The energy landscape is changing at an accelerating pace; and regardless of the school of thought one might prescribe to, the energy mix will always be just that, a mixture of energy resources. From conventional fossil fuels to renewable sources with strong natural temporal fluctuations in supply, a common techincal theme that this project looks into is the modeling of subsurface use and practicable storage. Applications include CO2 sequestration, compressed air energy storage (CAES), heat storage and geothermal modeling, synthetic methane and hydrogyn gas storage.
Fast Physics Informed Surrogate Models for Fluid Flow in Porous Media: Learning Operators using DeepONets
Recent advances in artificial intelligence (AI) and deep learning have revolutionized a variety of industries, leading to groundbreaking tools such as ChatGPT, DALL-E, and Whisper. These technologies have undoubtedly captured the public interest; Computational scientists in the engineering community, on the other hand, are hoping to take advantage of these advancements to augment numerical-based physics simulators to avoid complex grid generation tasks, and be able to support computing an ensemble of solutions in heterogeneous media at blistering speeds.
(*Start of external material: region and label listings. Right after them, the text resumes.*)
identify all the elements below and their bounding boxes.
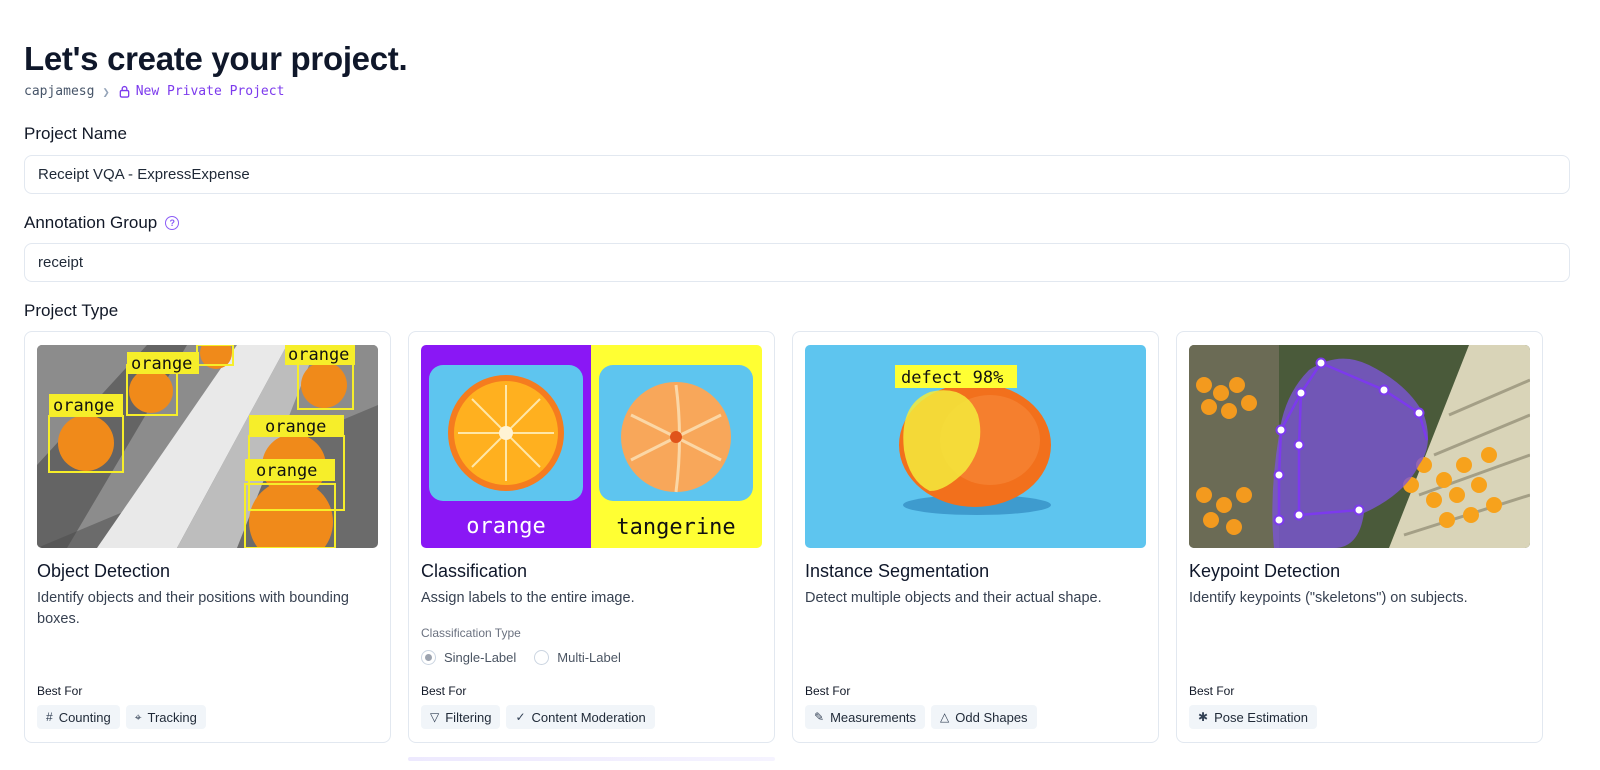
box-label: orange <box>265 417 326 437</box>
annotation-group-input[interactable] <box>24 243 1570 282</box>
card-object-detection[interactable]: orange orange orange orange orange Objec… <box>24 331 391 743</box>
chevron-right-icon: ❯ <box>102 84 110 99</box>
person-running-icon: ✱ <box>1198 710 1209 724</box>
lock-icon <box>119 85 130 98</box>
best-for-label: Best For <box>37 684 83 698</box>
tracking-icon: ⌖ <box>134 709 142 724</box>
tag-list: ▽ Filtering ✓ Content Moderation <box>421 705 655 729</box>
box-label: orange <box>131 354 192 374</box>
box-label: orange <box>53 396 114 416</box>
project-name-input[interactable] <box>24 155 1570 194</box>
breadcrumb-owner[interactable]: capjamesg <box>24 84 94 99</box>
tag-odd-shapes: △ Odd Shapes <box>931 705 1037 729</box>
card-description: Detect multiple objects and their actual… <box>805 590 1102 606</box>
tag-tracking: ⌖ Tracking <box>125 705 206 729</box>
box-label: orange <box>288 345 349 365</box>
best-for-label: Best For <box>1189 684 1235 698</box>
object-detection-image: orange orange orange orange orange <box>37 345 378 548</box>
project-type-label: Project Type <box>24 301 119 320</box>
classification-type-label: Classification Type <box>421 626 521 640</box>
breadcrumb-project: New Private Project <box>118 84 285 99</box>
tag-label: Odd Shapes <box>955 709 1028 725</box>
tag-content-moderation: ✓ Content Moderation <box>506 705 655 729</box>
tag-label: Measurements <box>830 709 917 725</box>
help-icon[interactable]: ? <box>165 216 180 230</box>
project-name-label: Project Name <box>24 124 127 143</box>
classification-type-radio-group: Single-Label Multi-Label <box>421 650 621 665</box>
radio-multi-label[interactable]: Multi-Label <box>534 650 621 665</box>
breadcrumb-project-label: New Private Project <box>135 84 285 99</box>
tag-pose-estimation: ✱ Pose Estimation <box>1189 705 1317 729</box>
radio-circle[interactable] <box>421 650 436 665</box>
check-icon: ✓ <box>515 710 526 724</box>
card-keypoint-detection[interactable]: Keypoint Detection Identify keypoints ("… <box>1176 331 1543 743</box>
radio-single-label[interactable]: Single-Label <box>421 650 516 665</box>
box-label: orange <box>256 461 317 481</box>
hash-icon: # <box>46 710 53 724</box>
card-classification[interactable]: orange tangerine Classification Assign l… <box>408 331 775 743</box>
card-description: Identify objects and their positions wit… <box>37 590 349 627</box>
filter-icon: ▽ <box>430 710 440 724</box>
classification-image: orange tangerine <box>421 345 762 548</box>
radio-label: Single-Label <box>444 650 517 665</box>
tag-list: # Counting ⌖ Tracking <box>37 705 206 729</box>
ruler-icon: ✎ <box>814 710 825 724</box>
card-title: Keypoint Detection <box>1189 561 1341 581</box>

Some of the most important areas in the reservoir simulation workflow that could benefit from generative scientific AI are uncertainty quantification, and stochastic modeling. The use of AI tools in reservoir simulators and reservoir simulation workflows could potentially result in orders of magnitude speedups, simplify workflows and improve the overall performance. Understanding both the opportunities and limitations is key to developing applications and directing future research. This research theme aims to explore the potential of operator learning and Physics-Informed operator learning technologies for such purposes.